“HOT!” 06 Jan 1910. 110 years ago they grumbled, but they had figured out what Australia was like. Now it should be like someplace else. The writer here says he’s sweating. Let today’s writers sweat it out with no AC and a taste of the good old days they want back. You think they won’t be grumbling or worse?
“HOT” (1910, January 6). The Register (Adelaide, SA : 1901 – 1929), p. 6. Retrieved January 19, 2020, from https://trove.nla.gov.au/newspaper/article/60153966?searchTerm=hot%20summers%20and%20cold%20winters&searchLimits=#
“As the day lengthens the cold strengthens. That’ is an old-country weather dictum, which— for once in a while— is accurate, just as the reverse is in the Commonwealth.
This season in South Australia is a particularly noteworthy illustration of the fact. Until the passing of the longest day, the State had bad weather which, with few exceptions, was more winterly than summerly: but since then the summer has found itself as well as the weak points in our critics and other sinners.

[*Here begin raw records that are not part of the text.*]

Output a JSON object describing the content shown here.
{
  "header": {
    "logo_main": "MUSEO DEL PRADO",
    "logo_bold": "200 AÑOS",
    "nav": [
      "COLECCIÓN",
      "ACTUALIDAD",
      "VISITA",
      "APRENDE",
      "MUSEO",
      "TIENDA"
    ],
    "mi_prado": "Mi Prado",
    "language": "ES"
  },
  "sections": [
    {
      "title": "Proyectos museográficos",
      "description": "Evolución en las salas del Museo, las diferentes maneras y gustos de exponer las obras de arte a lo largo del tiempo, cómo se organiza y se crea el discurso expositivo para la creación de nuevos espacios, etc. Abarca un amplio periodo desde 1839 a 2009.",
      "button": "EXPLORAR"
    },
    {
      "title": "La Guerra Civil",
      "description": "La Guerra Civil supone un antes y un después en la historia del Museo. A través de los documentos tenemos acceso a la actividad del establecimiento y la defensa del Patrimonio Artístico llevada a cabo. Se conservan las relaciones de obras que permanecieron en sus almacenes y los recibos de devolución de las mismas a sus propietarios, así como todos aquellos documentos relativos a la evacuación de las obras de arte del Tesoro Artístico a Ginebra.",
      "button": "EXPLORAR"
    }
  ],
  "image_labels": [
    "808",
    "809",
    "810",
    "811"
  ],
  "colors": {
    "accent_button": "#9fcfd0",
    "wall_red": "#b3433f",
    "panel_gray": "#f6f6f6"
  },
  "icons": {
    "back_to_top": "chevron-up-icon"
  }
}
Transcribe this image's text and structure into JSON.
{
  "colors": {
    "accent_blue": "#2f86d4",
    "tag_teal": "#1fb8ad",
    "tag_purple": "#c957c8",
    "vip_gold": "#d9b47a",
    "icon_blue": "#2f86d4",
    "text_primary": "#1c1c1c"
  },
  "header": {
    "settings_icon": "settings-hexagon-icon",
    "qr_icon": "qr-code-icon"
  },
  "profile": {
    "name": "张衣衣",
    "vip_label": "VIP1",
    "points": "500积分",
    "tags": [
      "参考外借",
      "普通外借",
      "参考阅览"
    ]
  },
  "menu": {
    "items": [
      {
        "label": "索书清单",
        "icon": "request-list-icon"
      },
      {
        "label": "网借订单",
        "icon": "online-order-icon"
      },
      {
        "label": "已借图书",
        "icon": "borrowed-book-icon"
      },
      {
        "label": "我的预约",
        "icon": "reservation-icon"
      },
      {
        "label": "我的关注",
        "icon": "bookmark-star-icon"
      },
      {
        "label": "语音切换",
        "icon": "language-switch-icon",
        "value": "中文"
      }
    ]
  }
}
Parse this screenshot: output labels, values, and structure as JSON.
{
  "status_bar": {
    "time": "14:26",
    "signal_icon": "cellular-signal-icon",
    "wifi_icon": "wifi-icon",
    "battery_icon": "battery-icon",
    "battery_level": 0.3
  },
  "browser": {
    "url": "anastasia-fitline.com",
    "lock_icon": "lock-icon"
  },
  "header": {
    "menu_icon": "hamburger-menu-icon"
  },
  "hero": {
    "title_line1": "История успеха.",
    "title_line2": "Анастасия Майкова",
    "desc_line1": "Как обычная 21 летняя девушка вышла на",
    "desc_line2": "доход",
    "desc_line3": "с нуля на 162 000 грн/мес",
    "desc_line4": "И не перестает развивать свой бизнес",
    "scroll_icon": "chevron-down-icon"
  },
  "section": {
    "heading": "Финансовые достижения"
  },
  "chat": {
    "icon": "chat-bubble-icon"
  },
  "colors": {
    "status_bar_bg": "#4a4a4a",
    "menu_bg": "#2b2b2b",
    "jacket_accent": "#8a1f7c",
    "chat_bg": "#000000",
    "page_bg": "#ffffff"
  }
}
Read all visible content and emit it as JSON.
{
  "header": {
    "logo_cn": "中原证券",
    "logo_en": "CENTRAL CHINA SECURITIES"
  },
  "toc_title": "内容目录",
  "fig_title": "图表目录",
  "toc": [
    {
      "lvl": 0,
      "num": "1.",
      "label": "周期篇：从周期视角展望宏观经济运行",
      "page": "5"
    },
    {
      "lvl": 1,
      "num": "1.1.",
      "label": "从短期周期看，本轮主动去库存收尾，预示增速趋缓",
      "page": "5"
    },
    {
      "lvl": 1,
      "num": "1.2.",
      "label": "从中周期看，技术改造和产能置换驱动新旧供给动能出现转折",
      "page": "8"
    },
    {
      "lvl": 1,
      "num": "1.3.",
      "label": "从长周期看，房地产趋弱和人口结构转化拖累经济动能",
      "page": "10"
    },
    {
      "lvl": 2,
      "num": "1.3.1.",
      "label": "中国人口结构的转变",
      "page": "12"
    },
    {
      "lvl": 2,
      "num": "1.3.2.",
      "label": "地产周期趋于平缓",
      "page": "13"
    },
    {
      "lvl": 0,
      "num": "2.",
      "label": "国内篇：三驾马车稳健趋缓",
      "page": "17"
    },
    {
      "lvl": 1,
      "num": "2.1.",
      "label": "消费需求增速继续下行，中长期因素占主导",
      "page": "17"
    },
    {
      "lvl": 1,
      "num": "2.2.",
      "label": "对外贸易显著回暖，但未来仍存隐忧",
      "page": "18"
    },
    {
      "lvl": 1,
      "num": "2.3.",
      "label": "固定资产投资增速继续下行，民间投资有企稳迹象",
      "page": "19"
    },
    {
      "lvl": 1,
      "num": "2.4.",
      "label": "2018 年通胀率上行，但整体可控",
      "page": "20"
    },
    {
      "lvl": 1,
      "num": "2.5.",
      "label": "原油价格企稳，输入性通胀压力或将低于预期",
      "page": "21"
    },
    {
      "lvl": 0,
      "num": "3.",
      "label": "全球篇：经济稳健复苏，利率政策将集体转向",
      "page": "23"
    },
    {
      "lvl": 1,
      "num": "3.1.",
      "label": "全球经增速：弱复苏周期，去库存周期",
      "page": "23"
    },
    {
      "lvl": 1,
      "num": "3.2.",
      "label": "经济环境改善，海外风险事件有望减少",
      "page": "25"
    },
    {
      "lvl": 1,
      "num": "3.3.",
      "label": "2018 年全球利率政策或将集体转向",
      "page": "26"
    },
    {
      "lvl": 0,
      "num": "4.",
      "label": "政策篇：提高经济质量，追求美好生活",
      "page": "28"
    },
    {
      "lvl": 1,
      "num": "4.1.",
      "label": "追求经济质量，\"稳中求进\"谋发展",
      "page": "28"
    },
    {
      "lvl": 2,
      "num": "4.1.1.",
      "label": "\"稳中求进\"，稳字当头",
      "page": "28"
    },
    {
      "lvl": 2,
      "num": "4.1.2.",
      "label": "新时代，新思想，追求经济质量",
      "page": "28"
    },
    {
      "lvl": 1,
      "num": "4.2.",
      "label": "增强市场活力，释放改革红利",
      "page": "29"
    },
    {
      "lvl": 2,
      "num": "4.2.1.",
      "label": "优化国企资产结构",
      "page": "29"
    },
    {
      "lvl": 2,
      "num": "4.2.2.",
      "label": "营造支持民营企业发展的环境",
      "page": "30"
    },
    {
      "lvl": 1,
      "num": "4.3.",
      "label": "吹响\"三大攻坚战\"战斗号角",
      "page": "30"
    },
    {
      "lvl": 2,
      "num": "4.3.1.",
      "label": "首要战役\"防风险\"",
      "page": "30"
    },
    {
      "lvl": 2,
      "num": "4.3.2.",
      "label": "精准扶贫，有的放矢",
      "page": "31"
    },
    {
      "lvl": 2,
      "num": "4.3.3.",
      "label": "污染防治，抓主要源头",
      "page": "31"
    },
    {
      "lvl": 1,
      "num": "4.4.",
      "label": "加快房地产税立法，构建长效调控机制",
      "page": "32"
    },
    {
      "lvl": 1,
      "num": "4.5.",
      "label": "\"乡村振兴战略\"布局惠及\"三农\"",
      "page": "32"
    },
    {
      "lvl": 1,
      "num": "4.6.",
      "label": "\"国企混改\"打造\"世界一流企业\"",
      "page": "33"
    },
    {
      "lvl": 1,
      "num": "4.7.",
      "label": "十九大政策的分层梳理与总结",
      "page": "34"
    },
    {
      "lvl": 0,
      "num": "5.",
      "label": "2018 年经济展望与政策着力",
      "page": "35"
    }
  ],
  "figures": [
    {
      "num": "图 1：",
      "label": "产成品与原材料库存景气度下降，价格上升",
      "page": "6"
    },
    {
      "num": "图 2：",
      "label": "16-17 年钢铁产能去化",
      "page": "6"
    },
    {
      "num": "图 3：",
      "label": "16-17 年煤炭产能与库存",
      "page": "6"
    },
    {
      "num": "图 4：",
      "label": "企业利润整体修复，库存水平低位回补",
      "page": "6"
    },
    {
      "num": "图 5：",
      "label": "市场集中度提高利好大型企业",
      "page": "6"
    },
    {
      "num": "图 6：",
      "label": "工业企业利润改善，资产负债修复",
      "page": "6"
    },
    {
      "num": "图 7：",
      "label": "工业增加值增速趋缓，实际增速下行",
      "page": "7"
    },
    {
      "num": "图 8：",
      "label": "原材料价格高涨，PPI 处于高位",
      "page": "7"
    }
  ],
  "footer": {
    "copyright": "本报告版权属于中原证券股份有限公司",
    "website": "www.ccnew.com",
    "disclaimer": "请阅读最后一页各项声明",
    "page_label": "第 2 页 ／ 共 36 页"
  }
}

Most folk are grumbling now because they have been visited, after a long period of un-natural coolness which they did not expect, with a heat wave much less hot than they should have expected and such as they have endured in some other years following a spell of natural
hotness.
The Australian finds his first English winter less trying than it is to the seasoned resident-and similarly with the Australian summer to the Englishman— there is no other climate in the world more healthy or more pleasant than that of South Australia, heat wave or no heat wave, ex-
tremes or an absence of them.
When one hears the puffing and the growling with which on a hot day some grumblers annoy other folk one remembers the old sayings— “The more blessings a
man has the more he wants,” and “A community is never more thankless than when it ought to be most thankful.”
Whether a heat wave hurts or not is largely a matter of philosophy and of imagination— and also, of course, of the individual.
One fine formula is this— “However hot the weather is, keep cool yourself.” Don’t put up the apoplexy barometer by worrying.
There would be less suffering when the thermometer is having a good day with its bat if people who loll about “phewing” and making others feel more hot would occupy their attention by some work—
As the writer of this illuminating article is doing in the public interest, while the perspiration records are, like himself, trying their best to be good.
“Fearful weather!” Fearful nonsense!
The weather is just what it ought to be; and as the old sage remarked— no, it was
not Sir Charles Todd-it has to be endured, whether or not.